School of Electronics and Information, Northwestern Polytechnical University, Xi'an 710072, China.
School of Electronic Engineering, Xidian University, Xi'an 710071, China.
Sensors (Basel). 2020 Oct 16;20(20):5868. doi: 10.3390/s20205868.
Distribution mismatch caused by various resolutions, backgrounds, etc. can be easily found in multi-sensor systems. Domain adaptation attempts to reduce such domain discrepancy by means of different measurements, e.g., maximum mean discrepancy (MMD). Despite their success, such methods often fail to guarantee the separability of learned representation. To tackle this issue, we put forward a novel approach to jointly learn both domain-shared and discriminative representations.
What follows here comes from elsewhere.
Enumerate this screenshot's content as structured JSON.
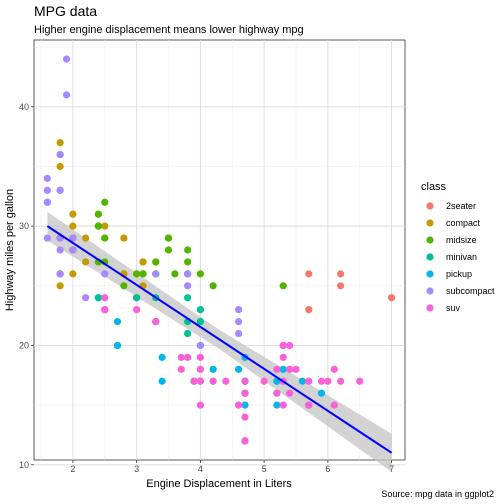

Specifically, we model the feature discrimination explicitly for two domains. Alternating discriminant optimization is proposed to obtain discriminative features with an l2 constraint in labeled source domain and sparse filtering is introduced to capture the intrinsic structures exists in the unlabeled target domain. Finally, they are integrated in a unified framework along with MMD to align domains. Extensive experiments compared with state-of-the-art methods verify the effectiveness of our method on cross-domain tasks.
多传感器系统中很容易出现由于分辨率、背景等各种原因导致的分布不匹配问题。域自适应通过不同的测量方法(例如最大均值差异 (MMD))来试图减少这种域差异。尽管这些方法取得了成功,但它们往往不能保证学习表示的可分离性。为了解决这个问题,我们提出了一种新的方法来共同学习领域共享和判别表示。具体来说,我们为两个领域显式地建模特征判别。通过在有标签的源域中使用 l2 约束来提出交替判别优化,从而获得判别特征,并且引入稀疏滤波来捕获无标签目标域中存在的内在结构。最后,它们与 MMD 一起集成到一个统一的框架中,以对齐域。与最先进的方法进行的广泛实验验证了我们的方法在跨域任务中的有效性。